Figure 2. Disruption of RAS interaction with PI3-Kinase disturbs cell polarity and invasion.

(a) Wounded Pik3ca^WT and Pik3ca^RBD MEFs monolayers were allowed to migrate for 18 h in the presence or absence EGF (20 ng ml⁻¹) or FBS (10%). Migration was analysed by time-lapse video microscopy. For each condition 90 cells were tracked and persistence in the directionality of migration was analysed using Mathematica software. Analysis of variance (ANOVA) statistical analysis was performed with starved cells used as reference for each condition (NS, not significant; **P<0.05; ***P<0.005). (b) Invasion of Pik3ca^WT and Pik3ca^RBD cells in a collagen I matrix in the presence or absence of EGF (0.5 μg ml⁻¹). Stacks are acquired from the bottom of the well over 150 μm upward. Invasion through the collagen layer was monitored in a confocal microscope and analysed using Mathematica software.

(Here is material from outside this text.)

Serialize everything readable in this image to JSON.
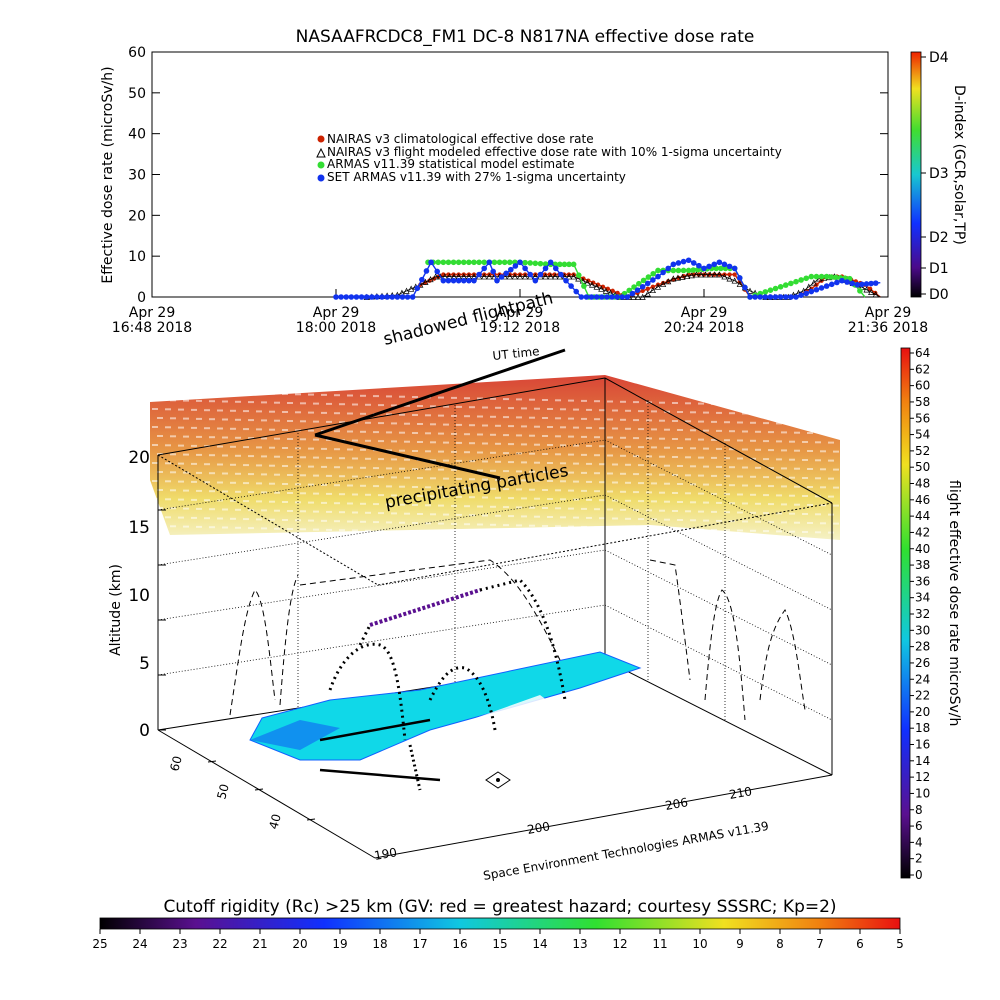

ANOVA statistical analysis was performed (**P<0.05; ***P<0.005). (c) Invasion of Pik3ca^WT, Pik3ca^RBD and Pik3ca^RBD WT p110α MEFs in transwells containing a layer of matrigel (growth factor reduced matrigel). Invasion was measured in either 0.2% FBS (starved), EGF (50 ng ml⁻¹) or FBS (10%). Invasive cells (on the lower part of the transwell, attached to the membrane) were stained with crystal violet and then lysed using acetic acid. Assays were carried out in triplicate, with error bars indicating s.d. The results of two different experiments are shown. Error bars indicate s.d. (Significance using Student's t-test. NS, not significant; **P<0.05; ***P<0.005).